Es previsible, pues, que el nacionalismo haya quedado para siempre superado por el independentismo. ¿Y ese hipotético catalanismo sin nacionalismo? Es difícil de imaginar el viejo catalanismo cultural y regionalista en la Cataluña de hoy. Eso lo supo ver bien el independentismo. En un mundo de identidades fluidas, el enganche se obtenía apelando a lo que une esas identidades, que está más en lo fluido que en ninguna identidad concreta. Lo que une entonces no es un origen, sino un proyecto. El Estado no ha sabido ofrecer un proyecto alternativo mínimamente ilusionante. La pérdida de autoridad del Gobierno de Rajoy en Cataluña es a todas luces inseparable de sus extraordinarias torpezas políticas y de su recurso final a la represión policial.

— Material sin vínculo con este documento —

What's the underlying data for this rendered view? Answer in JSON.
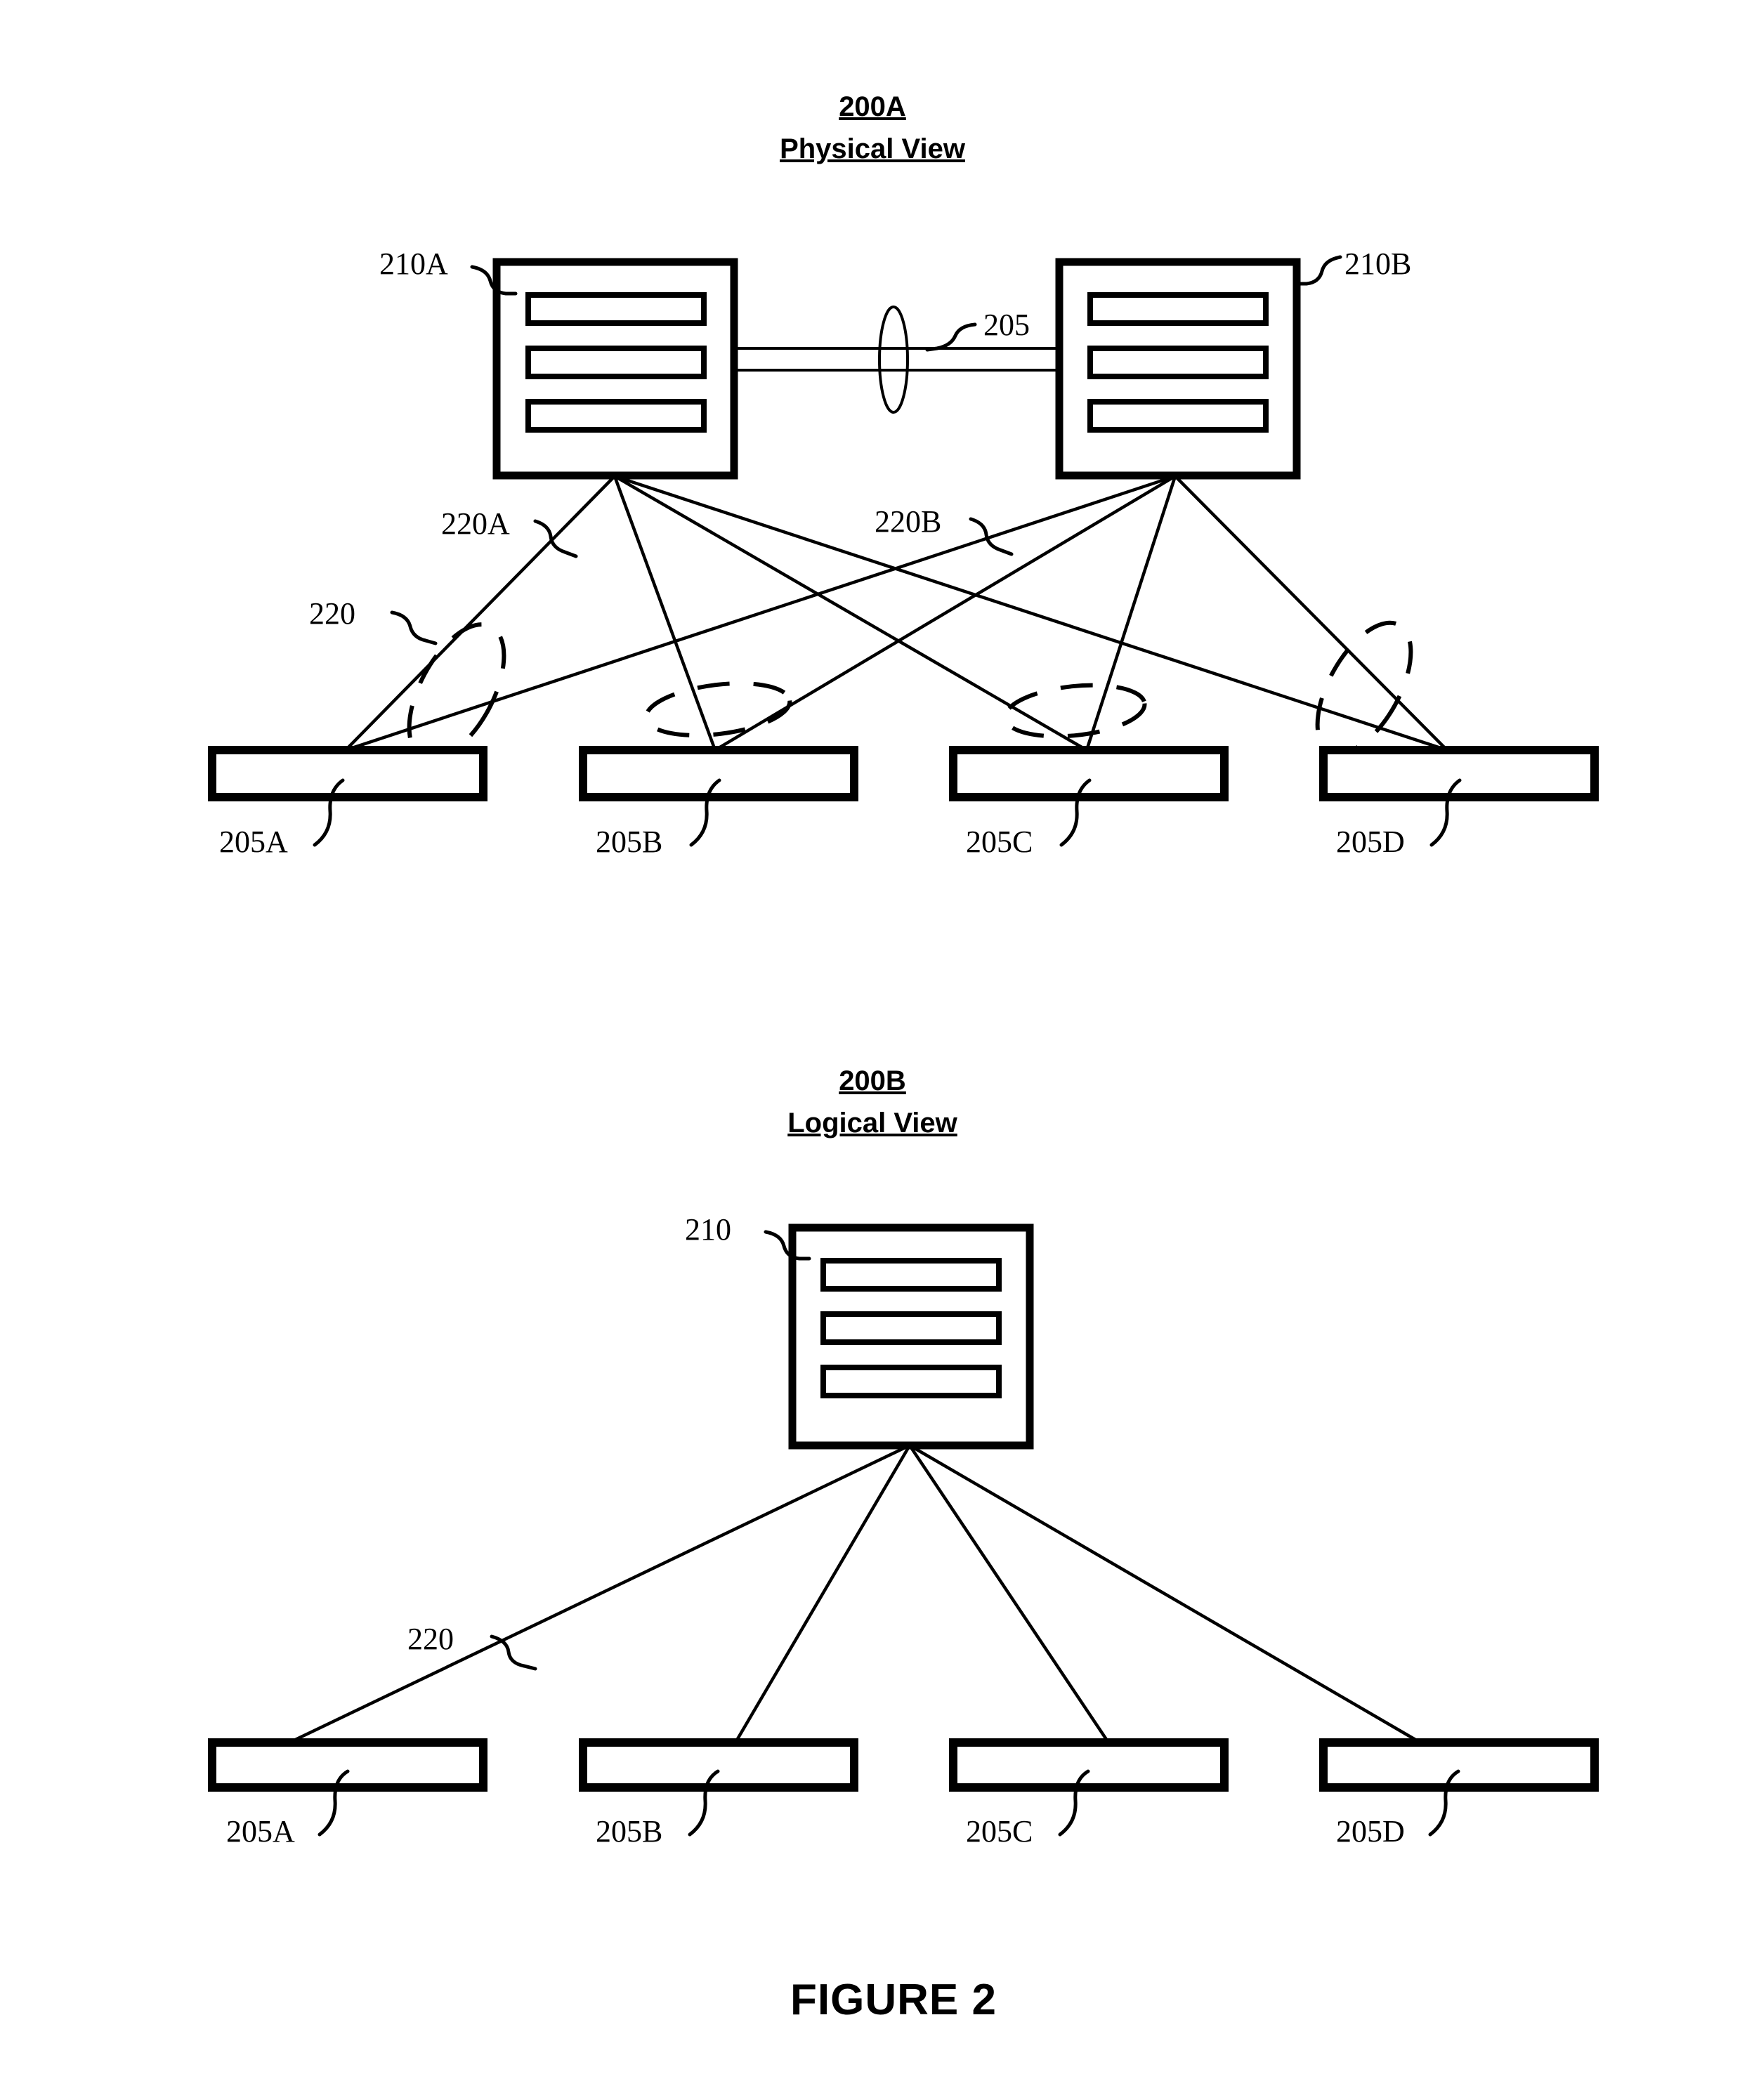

Ahora, si ese hipotético catalanismo sin ínfulas secesionistas pretende regresar al campo de la política, deberá emprender algo análogo a lo que hizo el nacionalismo mutándose en independentismo, pero en la otra dirección, y sin que esta otra dirección sea un objetivo primario, sino la consecuencia de una política más sofisticada, más matizada e inteligente, más integradora. Deberá saber reconducir esta fluidez hacia la unión —la española y la europea—, no hacia la segregación, no hacia la agitación permanente, no hacia la intoxicación y el odio. ¿Encontrará cauces para ello? ¿Sabremos recuperar el espíritu del 78 en lugar de denostar el régimen del 78? Esa posibilidad casi impensada ahora mismo puede ser para muchos ciudadanos de Cataluña lo único alentador —la única esperanza— en medio de la desolación de estos días.

Jordi Ibáñez Fanés es escritor y profesor del Departamento de Humanidades de la Universidad Pompeu Fabra.